Não se deve subestimar a parte técnica do filme perante a narrativa. A fotografia de Matthew Libatique é granulada e lindíssima, dando um ar de realismo mesclado com onírico, nunca trocando os tons, fazendo com que nunca se saiba quando Nina está realmente sonhando. A trilha sonora do igualmente genial Clint Mansell pega trechos do balé de Tchaikovsky e utiliza uma orquestra á moda antiga, com instrumentos dificilmente utilizados como tambor e trompete. Fora isso, utiliza o seu habitual violino com uma beleza de tirar o fôlego. Aliados á trilha sonora angustiante, a mixagem e edição de som são igualmente bem-sucedidos ao implantar elementos que emulam ruídos na cabeça de Nina, o que é aterrador e apavorante em diversas cenas. A edição de Andrew Weisburn é precisa e, apesar da competência, é o quesito mais apagado do filme.
E se Darren Aronofsky evolui a cada segundo como contador de histórias, sua direção é de um apuro estético de fazer inveja a veteranos. Seus cortes rápidos de hip-hop montage, presentes em Pi e Requiem, são substituídos pelos planos-sequência gigantes de Cisne Negro, como a cena em que Nina dança como Odile, o que merecia uma resenha á parte.
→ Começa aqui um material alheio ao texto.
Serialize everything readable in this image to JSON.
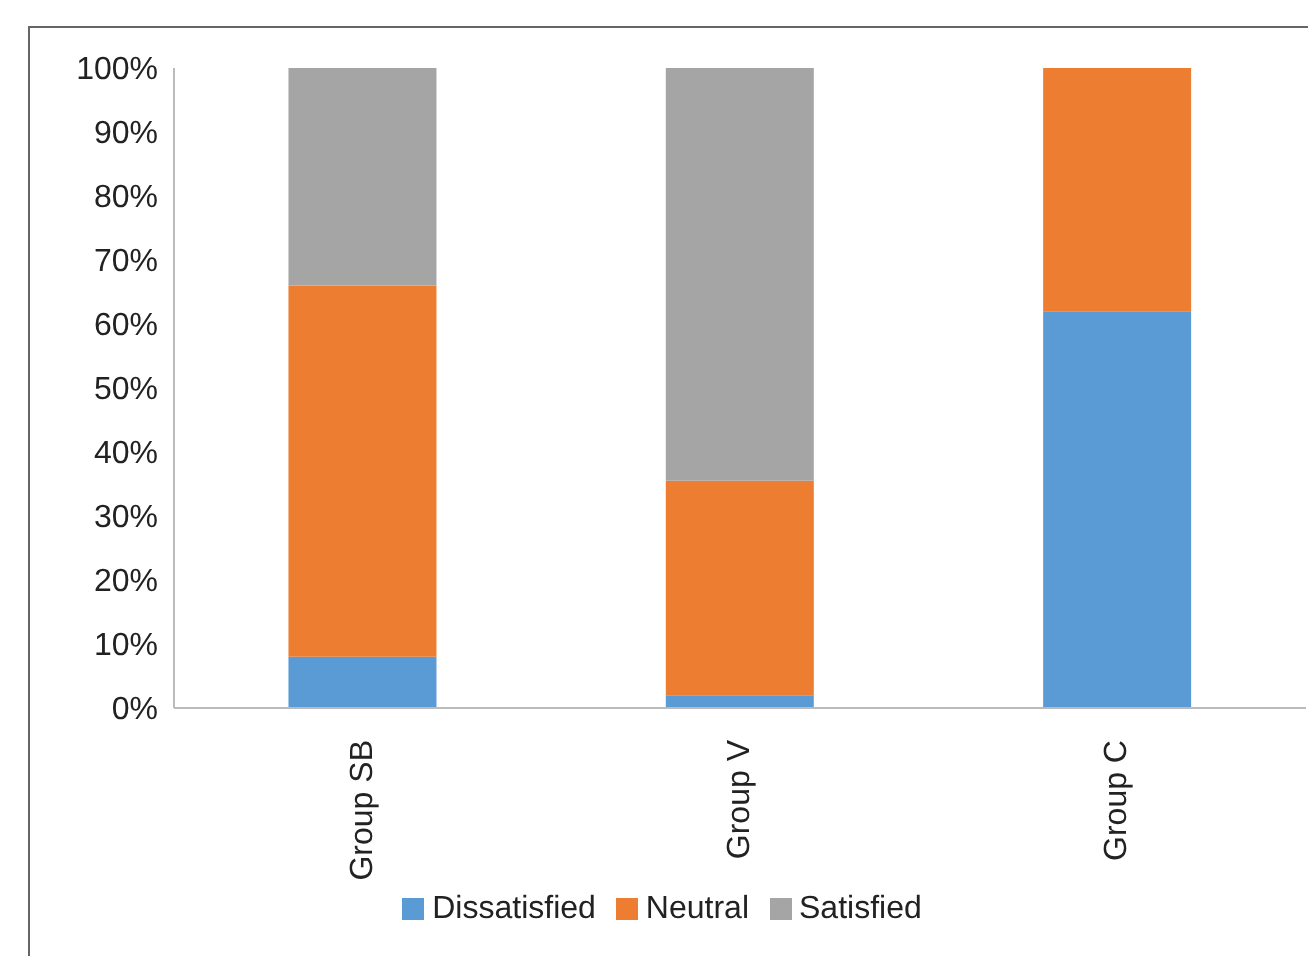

Momentos de pura genialidade, como a dança de Natalie Portman representada pelo espelho atrás de Vincent Cassel, são recorrentes e têm pelo menos mais 3 exemplos a serem citados: O clímax, a cena no metrô e a cena do hospital, perto do final.
Um espetáculo da sétima arte, Cisne Negro é ambicioso como qualquer filme de Aronofsky e entrega uma qualidade quase igualável aos dois melhores filmes do diretor. Com a marca do realizador em abordar diversos temas em apenas uma trama, Cisne é uma fábula contemporânea sobre a perda da inocência, a perda da castidade do Cisne Branco(como o espetacular plano que o diretor acompanha Natalie caminhando quase num êxtase sexual), o amadurecimento e a metalinguagem com o Lago dos Cisnes e a própria indústria cinematográfica(como a transformação física de Natalie e Mila denunciam). Uma experiência como poucas. Um monstro de cinematografia. Um retrato cru e melancólico da obsessão de um artista por sua paixão. A derrocada do ser humano é, mais uma vez, retratada por Darren Aronofsky. E com mais um filme que merece figurar no Panteão nos filmes mais importantes da história.
***** 5 Estrelas - Obra-Prima
Belo texto.
ResponderExcluirConcordo com ele.
E vi todos os filmes do diretor. Em "Cisne Negro" parece que ele conseguiu encaixar seu estilo, criar seu padrão de cinema, realmente coeso. Em "O lutador", algumas coisas ficaram meio soltas ainda. Tem hora que parece filme de outro diretor. Ele tá se reinventando para melhor. As coisas obscuras e pesadas que ele põe nos filmes, tem soado bem mais maduras mesmo.
Já comentei né, que quando tava assistindo Cisne Negro, em alguns momentos parecia que eu tava vendo um filme do Kubrick. Achei o clima parecido com Eyes Wide Shut. Enfim, Cisne é um filme que dá prazer em ver.